You can also directly pass the result of the [pandas.crosstab](http://pandas.pydata.org/pandas-docs/version/0.17.0/generated/pandas.crosstab.html) function into the [scipy.stats.chi2_contingency](http://docs.scipy.org/doc/scipy-0.15.1/reference/generated/scipy.stats.chi2_contingency.html) function, which makes it extremely easy to do perform a chi-squared test.

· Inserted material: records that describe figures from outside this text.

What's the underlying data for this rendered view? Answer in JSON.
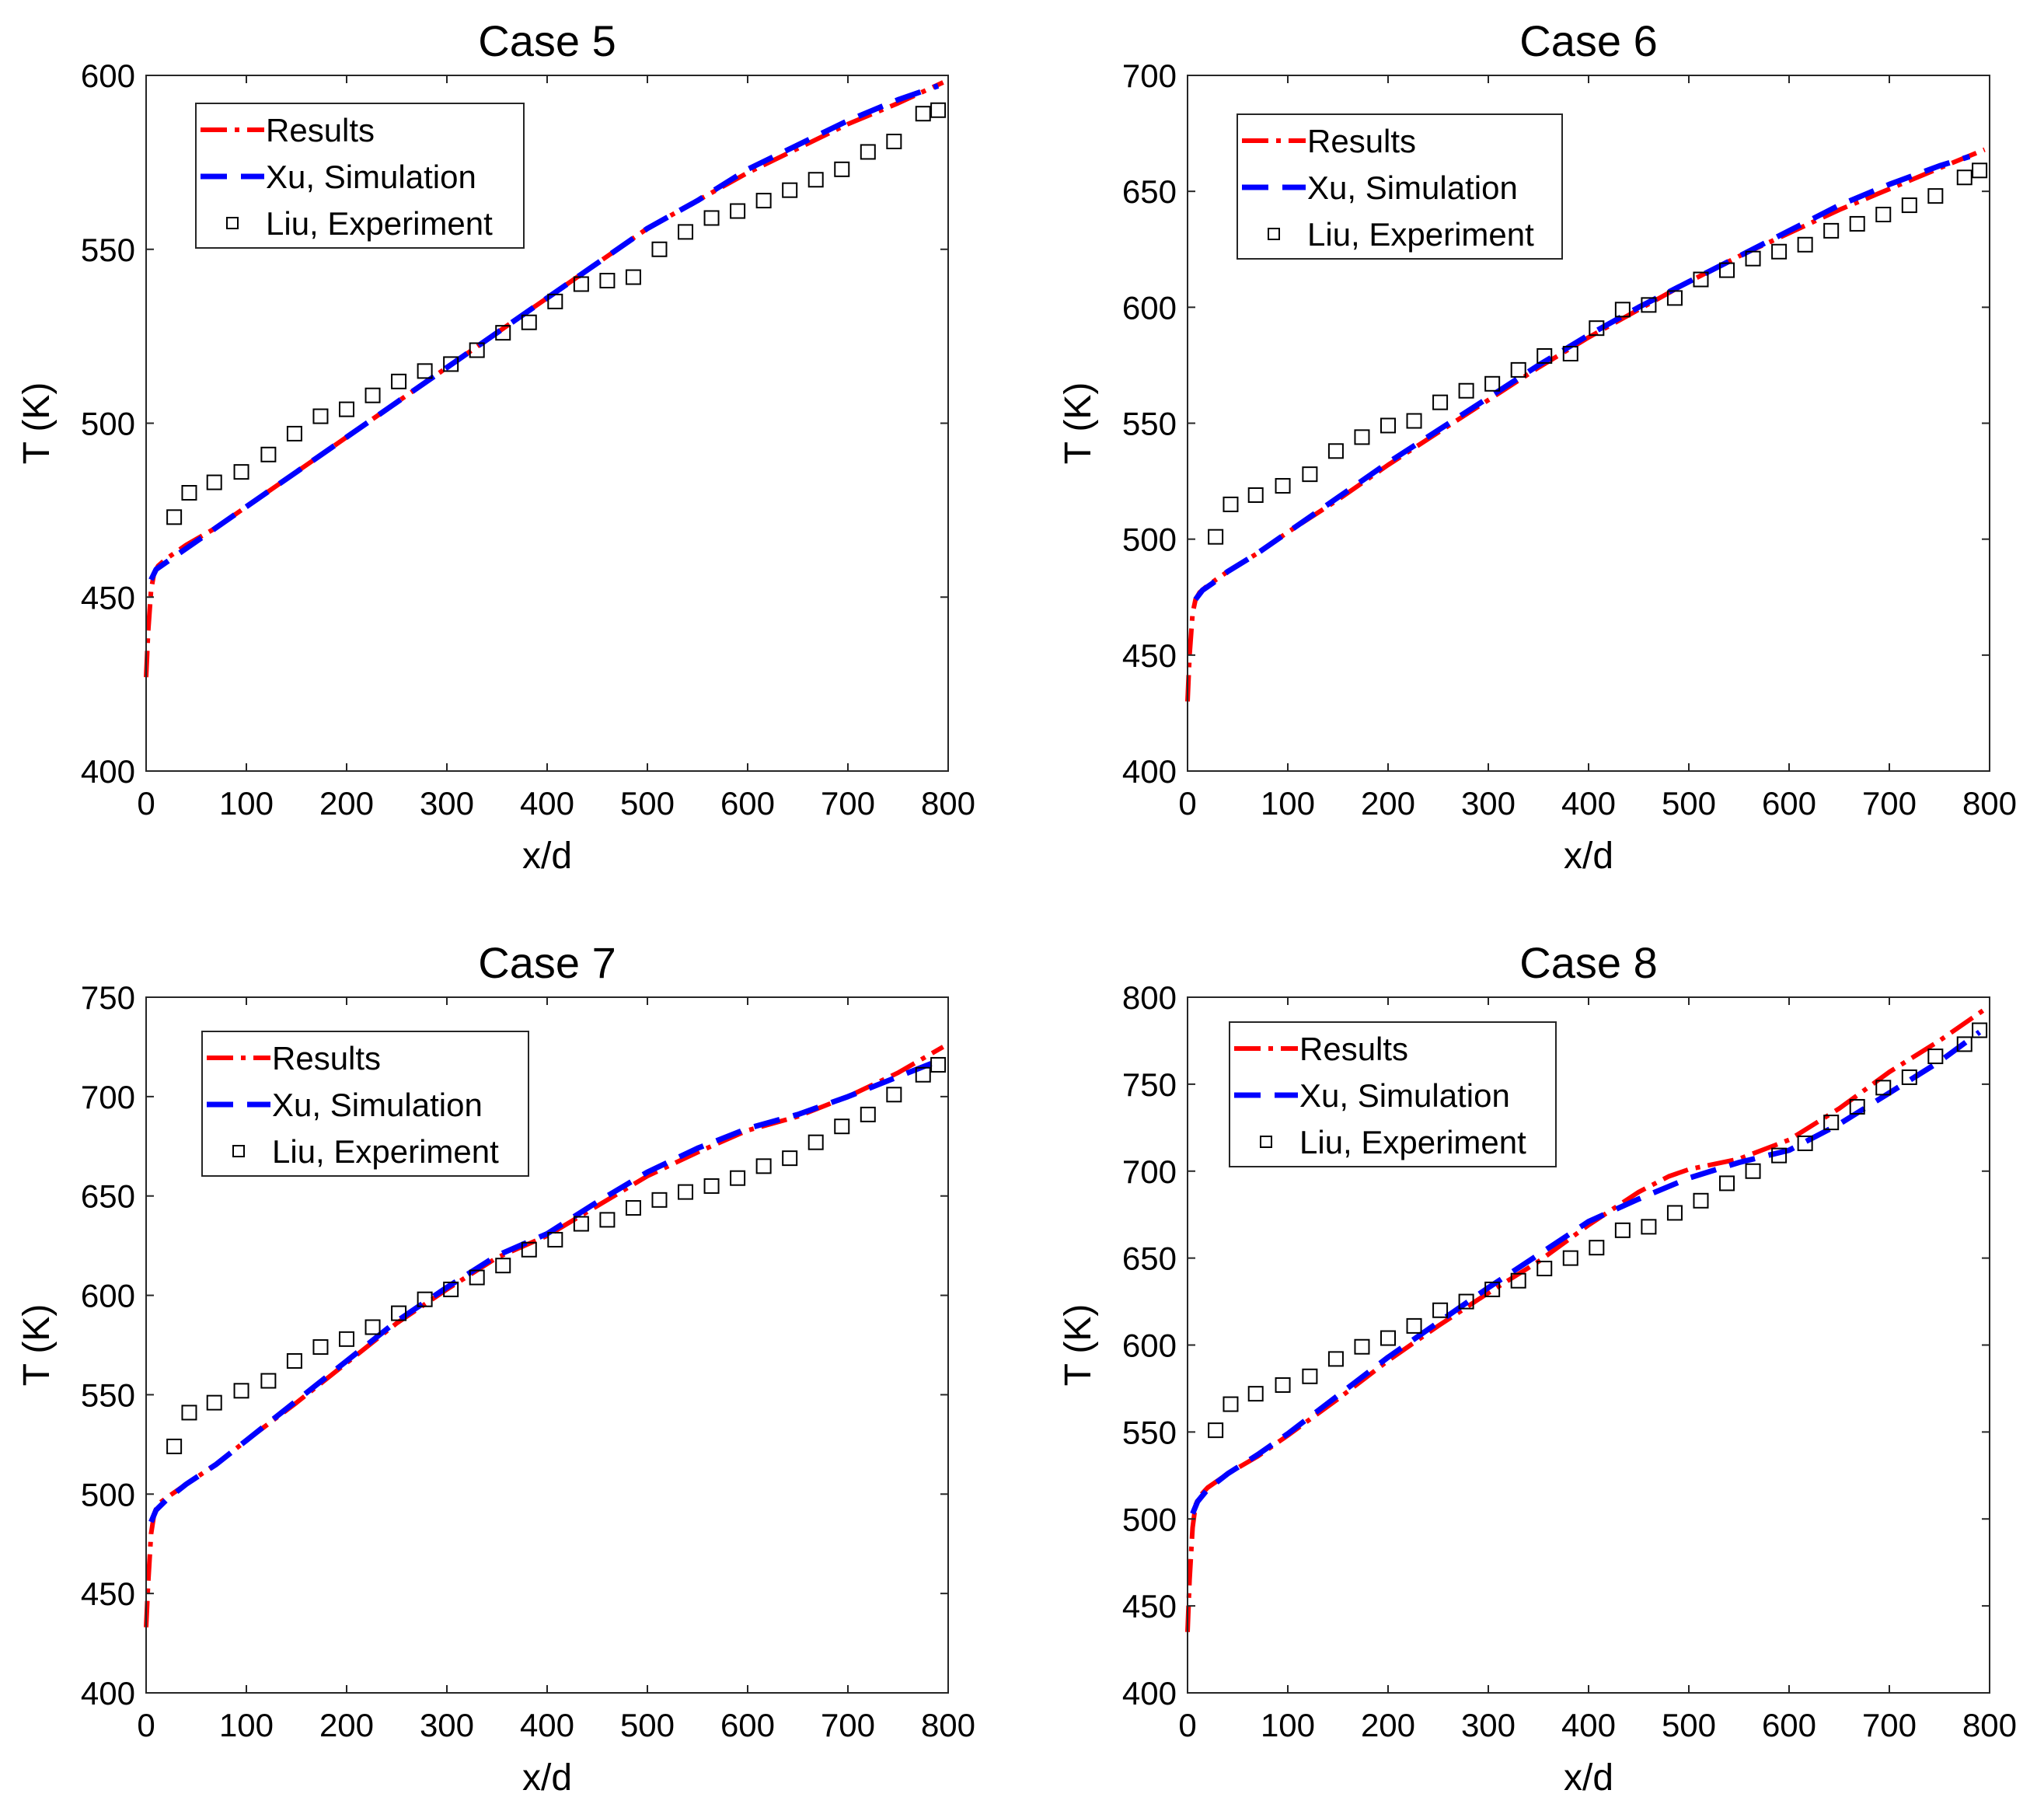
{
  "chart_data": [
    {
      "type": "line",
      "title": "Case 5",
      "xlabel": "x/d",
      "ylabel": "T (K)",
      "xlim": [
        0,
        800
      ],
      "ylim": [
        400,
        600
      ],
      "xticks": [
        "0",
        "100",
        "200",
        "300",
        "400",
        "500",
        "600",
        "700",
        "800"
      ],
      "yticks": [
        "400",
        "450",
        "500",
        "550",
        "600"
      ],
      "legend_position": "top-left",
      "series": [
        {
          "name": "Results",
          "style": "dash-dot",
          "color": "#ff0000",
          "x": [
            0,
            2,
            5,
            8,
            12,
            20,
            40,
            70,
            100,
            150,
            200,
            250,
            300,
            350,
            400,
            450,
            500,
            550,
            600,
            650,
            700,
            750,
            795
          ],
          "y": [
            427,
            440,
            452,
            457,
            459,
            461,
            465,
            470,
            476,
            486,
            496,
            506,
            516,
            526,
            536,
            546,
            556,
            564,
            572,
            579,
            586,
            592,
            598
          ]
        },
        {
          "name": "Xu, Simulation",
          "style": "dash",
          "color": "#0000ff",
          "x": [
            5,
            10,
            20,
            40,
            70,
            100,
            150,
            200,
            250,
            300,
            350,
            400,
            450,
            500,
            550,
            600,
            650,
            700,
            750,
            790
          ],
          "y": [
            455,
            458,
            460,
            464,
            470,
            476,
            486,
            496,
            506,
            516,
            526,
            536,
            546,
            556,
            564,
            573,
            580,
            587,
            593,
            597
          ]
        },
        {
          "name": "Liu, Experiment",
          "style": "marker",
          "color": "#000000",
          "x": [
            28,
            43,
            68,
            95,
            122,
            148,
            174,
            200,
            226,
            252,
            278,
            304,
            330,
            356,
            382,
            408,
            434,
            460,
            486,
            512,
            538,
            564,
            590,
            616,
            642,
            668,
            694,
            720,
            746,
            775,
            790
          ],
          "y": [
            473,
            480,
            483,
            486,
            491,
            497,
            502,
            504,
            508,
            512,
            515,
            517,
            521,
            526,
            529,
            535,
            540,
            541,
            542,
            550,
            555,
            559,
            561,
            564,
            567,
            570,
            573,
            578,
            581,
            589,
            590
          ]
        }
      ]
    },
    {
      "type": "line",
      "title": "Case 6",
      "xlabel": "x/d",
      "ylabel": "T (K)",
      "xlim": [
        0,
        800
      ],
      "ylim": [
        400,
        700
      ],
      "xticks": [
        "0",
        "100",
        "200",
        "300",
        "400",
        "500",
        "600",
        "700",
        "800"
      ],
      "yticks": [
        "400",
        "450",
        "500",
        "550",
        "600",
        "650",
        "700"
      ],
      "legend_position": "top-left",
      "series": [
        {
          "name": "Results",
          "style": "dash-dot",
          "color": "#ff0000",
          "x": [
            0,
            2,
            5,
            8,
            12,
            20,
            40,
            70,
            100,
            150,
            200,
            250,
            300,
            350,
            400,
            450,
            500,
            550,
            600,
            650,
            700,
            750,
            795
          ],
          "y": [
            430,
            450,
            468,
            474,
            477,
            480,
            486,
            494,
            503,
            517,
            532,
            546,
            560,
            574,
            587,
            599,
            611,
            622,
            632,
            642,
            651,
            660,
            668
          ]
        },
        {
          "name": "Xu, Simulation",
          "style": "dash",
          "color": "#0000ff",
          "x": [
            8,
            15,
            25,
            40,
            70,
            100,
            150,
            200,
            250,
            300,
            350,
            400,
            450,
            500,
            550,
            600,
            650,
            700,
            750,
            780
          ],
          "y": [
            474,
            478,
            481,
            486,
            494,
            503,
            518,
            533,
            547,
            561,
            575,
            588,
            600,
            611,
            622,
            633,
            644,
            653,
            661,
            665
          ]
        },
        {
          "name": "Liu, Experiment",
          "style": "marker",
          "color": "#000000",
          "x": [
            28,
            43,
            68,
            95,
            122,
            148,
            174,
            200,
            226,
            252,
            278,
            304,
            330,
            356,
            382,
            408,
            434,
            460,
            486,
            512,
            538,
            564,
            590,
            616,
            642,
            668,
            694,
            720,
            746,
            775,
            790
          ],
          "y": [
            501,
            515,
            519,
            523,
            528,
            538,
            544,
            549,
            551,
            559,
            564,
            567,
            573,
            579,
            580,
            591,
            599,
            601,
            604,
            612,
            616,
            621,
            624,
            627,
            633,
            636,
            640,
            644,
            648,
            656,
            659
          ]
        }
      ]
    },
    {
      "type": "line",
      "title": "Case 7",
      "xlabel": "x/d",
      "ylabel": "T (K)",
      "xlim": [
        0,
        800
      ],
      "ylim": [
        400,
        750
      ],
      "xticks": [
        "0",
        "100",
        "200",
        "300",
        "400",
        "500",
        "600",
        "700",
        "800"
      ],
      "yticks": [
        "400",
        "450",
        "500",
        "550",
        "600",
        "650",
        "700",
        "750"
      ],
      "legend_position": "top-left",
      "series": [
        {
          "name": "Results",
          "style": "dash-dot",
          "color": "#ff0000",
          "x": [
            0,
            2,
            5,
            8,
            12,
            20,
            40,
            70,
            100,
            150,
            200,
            250,
            300,
            350,
            400,
            450,
            500,
            550,
            600,
            650,
            700,
            750,
            795
          ],
          "y": [
            433,
            455,
            480,
            490,
            495,
            498,
            505,
            515,
            527,
            546,
            566,
            586,
            603,
            619,
            630,
            645,
            660,
            672,
            683,
            690,
            700,
            712,
            725
          ]
        },
        {
          "name": "Xu, Simulation",
          "style": "dash",
          "color": "#0000ff",
          "x": [
            5,
            10,
            20,
            40,
            70,
            100,
            150,
            200,
            250,
            300,
            350,
            400,
            450,
            500,
            550,
            600,
            650,
            700,
            750,
            790
          ],
          "y": [
            486,
            492,
            497,
            505,
            515,
            527,
            547,
            567,
            587,
            604,
            620,
            631,
            647,
            662,
            674,
            684,
            691,
            700,
            710,
            718
          ]
        },
        {
          "name": "Liu, Experiment",
          "style": "marker",
          "color": "#000000",
          "x": [
            28,
            43,
            68,
            95,
            122,
            148,
            174,
            200,
            226,
            252,
            278,
            304,
            330,
            356,
            382,
            408,
            434,
            460,
            486,
            512,
            538,
            564,
            590,
            616,
            642,
            668,
            694,
            720,
            746,
            775,
            790
          ],
          "y": [
            524,
            541,
            546,
            552,
            557,
            567,
            574,
            578,
            584,
            591,
            598,
            603,
            609,
            615,
            623,
            628,
            636,
            638,
            644,
            648,
            652,
            655,
            659,
            665,
            669,
            677,
            685,
            691,
            701,
            711,
            716
          ]
        }
      ]
    },
    {
      "type": "line",
      "title": "Case 8",
      "xlabel": "x/d",
      "ylabel": "T (K)",
      "xlim": [
        0,
        800
      ],
      "ylim": [
        400,
        800
      ],
      "xticks": [
        "0",
        "100",
        "200",
        "300",
        "400",
        "500",
        "600",
        "700",
        "800"
      ],
      "yticks": [
        "400",
        "450",
        "500",
        "550",
        "600",
        "650",
        "700",
        "750",
        "800"
      ],
      "legend_position": "top-left",
      "series": [
        {
          "name": "Results",
          "style": "dash-dot",
          "color": "#ff0000",
          "x": [
            0,
            2,
            5,
            8,
            12,
            20,
            40,
            70,
            100,
            150,
            200,
            250,
            300,
            350,
            400,
            450,
            480,
            500,
            550,
            600,
            650,
            700,
            750,
            795
          ],
          "y": [
            435,
            465,
            495,
            508,
            513,
            518,
            526,
            536,
            548,
            569,
            591,
            611,
            630,
            648,
            669,
            688,
            697,
            701,
            707,
            718,
            736,
            757,
            775,
            793
          ]
        },
        {
          "name": "Xu, Simulation",
          "style": "dash",
          "color": "#0000ff",
          "x": [
            5,
            10,
            20,
            40,
            70,
            100,
            150,
            200,
            250,
            300,
            350,
            400,
            450,
            500,
            550,
            600,
            650,
            700,
            750,
            790
          ],
          "y": [
            503,
            510,
            517,
            526,
            537,
            549,
            571,
            593,
            613,
            633,
            652,
            671,
            684,
            696,
            705,
            712,
            727,
            745,
            763,
            780
          ]
        },
        {
          "name": "Liu, Experiment",
          "style": "marker",
          "color": "#000000",
          "x": [
            28,
            43,
            68,
            95,
            122,
            148,
            174,
            200,
            226,
            252,
            278,
            304,
            330,
            356,
            382,
            408,
            434,
            460,
            486,
            512,
            538,
            564,
            590,
            616,
            642,
            668,
            694,
            720,
            746,
            775,
            790
          ],
          "y": [
            551,
            566,
            572,
            577,
            582,
            592,
            599,
            604,
            611,
            620,
            625,
            632,
            637,
            644,
            650,
            656,
            666,
            668,
            676,
            683,
            693,
            700,
            709,
            716,
            728,
            737,
            748,
            754,
            766,
            773,
            781
          ]
        }
      ]
    }
  ]
}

Use the scipy.stats.chi2_contingency function to calculate the pvalue for the `sex` and `race` columns of `income`.
* Assign the result to `pvalue_gender_race`.

In [16]:
from scipy.stats import chi2_contingency

sex_race_crosstab = pd.crosstab(income['sex'], [income['race']])
_, pvalue_gender_race, _, _ = chi2_contingency(sex_race_crosstab)

pvalue_gender_race

5.1920613027604561e-97

## Caveats

Now that we've learned the chi-squared test, you should be able to figure out **if the association between two columns of categorical data is statistically significant or not**. There are a few caveats to using the chi-squared test that are important to cover, though:

### Finding that a result isn't significant doesn't mean that no association between the columns exists. 
For instance, if we found that the chi-squared test between the sex and race columns returned a p-value of .1, it wouldn't mean that there is no relationship between sex and race. *It just means that there isn't a statistically significant relationship*.

### Finding a statistically significant result doesn't imply anything about what the correlation is.
For instance, finding that a chi-squared test between sex and race results in a p-value of .01 doesn't mean that the dataset contains too many Females who are White (or too few). A statistically significant finding means that **some evidence of a relationship** between the variables exists, **but needs to be investigated further**.

### Chi-squared tests can only be applied in the case where each possibility within a category is independent. 
For instance, the Census counts individuals as either Male or Female, not both.

### Chi-squared tests are more valid when the numbers in each cell of the cross table are larger.
So if each number is 100, great -- if each number is 1, you may need to gather more data.